It was just another of the many fine-drawn precautions Moonbase took for its safety. Besides, it provided a tough regular check on the efficiency of spacesuits and of personnel working solo.
Don looked up again at the Earth. The ring was glowing less lopsidedly now. He couldn’t make out a single feature of the inky circle inside, though he knew the eastern Pacific and the Americas were to the left and the Atlantic and the western tips of Africa and Europe to the right. He thought of dear, slightly hysterical Margo and good old neurotic Paul, and truly even they seemed to him rather trivial at the moment — nice little beetles scuttling under the bark of Earth’s atmosphere.
He looked down again, and he was standing on glittering whiteness. Not whiteness literally, yet the effect of a new-fallen Minnesota snow by starlight had been duplicated with devilish precision. Carbon dioxide gas, seeping steadily up through the pumice and oxide of Plato’s floor, had suddenly crystallized throughout into dry-ice flakes forming directly on the dust floor or falling onto it almost instantly.
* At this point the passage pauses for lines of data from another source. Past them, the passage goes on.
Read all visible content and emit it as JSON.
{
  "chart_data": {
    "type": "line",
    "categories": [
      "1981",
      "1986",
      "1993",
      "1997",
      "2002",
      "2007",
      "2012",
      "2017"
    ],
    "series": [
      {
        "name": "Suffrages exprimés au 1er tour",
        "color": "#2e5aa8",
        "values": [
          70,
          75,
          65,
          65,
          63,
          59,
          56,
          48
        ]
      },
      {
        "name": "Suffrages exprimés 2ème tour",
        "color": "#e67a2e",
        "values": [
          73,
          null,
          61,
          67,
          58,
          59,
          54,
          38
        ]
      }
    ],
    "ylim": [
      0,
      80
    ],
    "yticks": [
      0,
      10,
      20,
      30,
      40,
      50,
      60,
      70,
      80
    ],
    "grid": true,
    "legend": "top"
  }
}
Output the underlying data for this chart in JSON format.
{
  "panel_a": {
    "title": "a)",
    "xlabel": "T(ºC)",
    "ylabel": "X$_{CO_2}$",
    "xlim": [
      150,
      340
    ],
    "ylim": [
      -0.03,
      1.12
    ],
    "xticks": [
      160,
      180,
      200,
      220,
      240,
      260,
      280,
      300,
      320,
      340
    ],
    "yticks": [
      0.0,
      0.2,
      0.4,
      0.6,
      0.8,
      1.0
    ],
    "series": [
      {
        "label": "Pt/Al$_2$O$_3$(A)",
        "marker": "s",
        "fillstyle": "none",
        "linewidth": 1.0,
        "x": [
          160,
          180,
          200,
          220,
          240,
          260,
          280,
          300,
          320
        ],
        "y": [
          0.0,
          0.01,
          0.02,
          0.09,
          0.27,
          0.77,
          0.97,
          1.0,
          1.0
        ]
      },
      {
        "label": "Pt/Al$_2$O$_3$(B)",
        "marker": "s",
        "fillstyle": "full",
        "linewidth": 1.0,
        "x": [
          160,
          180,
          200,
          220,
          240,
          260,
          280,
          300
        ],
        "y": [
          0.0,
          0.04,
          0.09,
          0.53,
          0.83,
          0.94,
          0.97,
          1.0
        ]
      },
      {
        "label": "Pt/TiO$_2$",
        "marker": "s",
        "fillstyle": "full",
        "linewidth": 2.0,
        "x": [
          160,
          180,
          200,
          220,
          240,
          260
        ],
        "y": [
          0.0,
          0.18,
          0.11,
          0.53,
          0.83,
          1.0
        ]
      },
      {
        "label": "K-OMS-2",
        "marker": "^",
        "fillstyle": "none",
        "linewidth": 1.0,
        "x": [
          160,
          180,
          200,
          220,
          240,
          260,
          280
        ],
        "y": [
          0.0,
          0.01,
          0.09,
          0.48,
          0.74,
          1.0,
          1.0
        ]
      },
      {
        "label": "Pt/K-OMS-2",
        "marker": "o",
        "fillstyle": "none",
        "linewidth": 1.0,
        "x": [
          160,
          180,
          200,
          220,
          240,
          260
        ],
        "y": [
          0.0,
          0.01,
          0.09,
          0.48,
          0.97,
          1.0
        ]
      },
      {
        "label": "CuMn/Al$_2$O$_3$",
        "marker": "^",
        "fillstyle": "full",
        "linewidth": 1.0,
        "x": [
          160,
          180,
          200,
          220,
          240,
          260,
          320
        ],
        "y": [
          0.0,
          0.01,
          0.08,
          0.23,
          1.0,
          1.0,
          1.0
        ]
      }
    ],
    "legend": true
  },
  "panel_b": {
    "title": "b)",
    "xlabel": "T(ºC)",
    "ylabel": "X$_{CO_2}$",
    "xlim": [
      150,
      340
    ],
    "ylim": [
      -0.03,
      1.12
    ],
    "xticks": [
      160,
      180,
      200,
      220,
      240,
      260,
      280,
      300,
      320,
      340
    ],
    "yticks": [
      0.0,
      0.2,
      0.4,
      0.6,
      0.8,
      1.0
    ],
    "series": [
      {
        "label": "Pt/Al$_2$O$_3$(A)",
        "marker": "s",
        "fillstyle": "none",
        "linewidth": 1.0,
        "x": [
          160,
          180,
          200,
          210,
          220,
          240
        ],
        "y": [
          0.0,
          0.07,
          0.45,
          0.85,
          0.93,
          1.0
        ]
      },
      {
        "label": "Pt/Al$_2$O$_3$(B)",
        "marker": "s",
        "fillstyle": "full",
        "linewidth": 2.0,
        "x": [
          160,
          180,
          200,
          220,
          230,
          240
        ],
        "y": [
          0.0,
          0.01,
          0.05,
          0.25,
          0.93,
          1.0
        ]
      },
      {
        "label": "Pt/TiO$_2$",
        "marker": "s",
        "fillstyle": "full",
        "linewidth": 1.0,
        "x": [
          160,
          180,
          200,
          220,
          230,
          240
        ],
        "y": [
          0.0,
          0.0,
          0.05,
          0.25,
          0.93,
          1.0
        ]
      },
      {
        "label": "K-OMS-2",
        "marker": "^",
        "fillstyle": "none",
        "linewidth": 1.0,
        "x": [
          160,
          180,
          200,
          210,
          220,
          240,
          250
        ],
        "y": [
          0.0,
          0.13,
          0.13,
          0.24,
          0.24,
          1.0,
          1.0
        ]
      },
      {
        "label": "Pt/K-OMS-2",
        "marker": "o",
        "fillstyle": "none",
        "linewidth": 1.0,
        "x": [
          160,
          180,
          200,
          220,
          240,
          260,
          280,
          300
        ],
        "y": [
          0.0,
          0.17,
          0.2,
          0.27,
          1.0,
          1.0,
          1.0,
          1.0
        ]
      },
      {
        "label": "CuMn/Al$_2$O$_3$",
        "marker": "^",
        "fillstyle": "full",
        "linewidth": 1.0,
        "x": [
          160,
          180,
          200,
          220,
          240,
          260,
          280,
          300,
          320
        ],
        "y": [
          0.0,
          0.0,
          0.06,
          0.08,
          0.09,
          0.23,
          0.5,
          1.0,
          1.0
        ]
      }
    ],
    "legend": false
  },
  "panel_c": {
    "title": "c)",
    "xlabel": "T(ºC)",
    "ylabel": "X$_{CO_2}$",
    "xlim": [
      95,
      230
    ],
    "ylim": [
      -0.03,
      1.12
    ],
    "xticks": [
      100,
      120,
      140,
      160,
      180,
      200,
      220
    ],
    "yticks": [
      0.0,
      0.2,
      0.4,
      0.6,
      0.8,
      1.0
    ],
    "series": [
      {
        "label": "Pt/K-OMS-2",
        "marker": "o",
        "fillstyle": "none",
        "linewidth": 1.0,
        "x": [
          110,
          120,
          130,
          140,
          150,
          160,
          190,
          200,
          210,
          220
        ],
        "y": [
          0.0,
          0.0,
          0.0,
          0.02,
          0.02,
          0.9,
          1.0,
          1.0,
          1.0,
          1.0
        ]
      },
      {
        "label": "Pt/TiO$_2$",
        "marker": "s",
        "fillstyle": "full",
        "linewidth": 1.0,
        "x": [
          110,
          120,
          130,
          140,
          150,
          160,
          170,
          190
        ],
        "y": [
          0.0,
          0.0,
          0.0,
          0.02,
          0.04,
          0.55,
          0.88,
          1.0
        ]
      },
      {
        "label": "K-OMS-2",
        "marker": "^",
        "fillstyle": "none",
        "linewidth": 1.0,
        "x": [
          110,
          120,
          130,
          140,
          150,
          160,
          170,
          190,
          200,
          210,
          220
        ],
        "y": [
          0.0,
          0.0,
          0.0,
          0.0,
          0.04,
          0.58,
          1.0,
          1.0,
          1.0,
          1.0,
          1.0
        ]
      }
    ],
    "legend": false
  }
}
Don smiled, feeling less inhumanly distant from life. The moon had not become a Mother to him yet, not by a long shot, but she was getting to seem just a little like a chilly Older Sister.
Balmy air sluiced the convertible carrying Paul Hagbolt and Margo Gelhorn and the cat Miaow along the Pacific Coast Highway. At almost regular intervals a weathered yellow roadsign would grow until it plainly said slide area or falling rock zone, and then it would duck out of the headlight beam. The highway traveled a generally narrow strip between the beach and an almost vertical, hundred-foot cliff of geologically infantile material — packed silt, sand, gravel, and other sediments, though here and there larger rocks thrust through.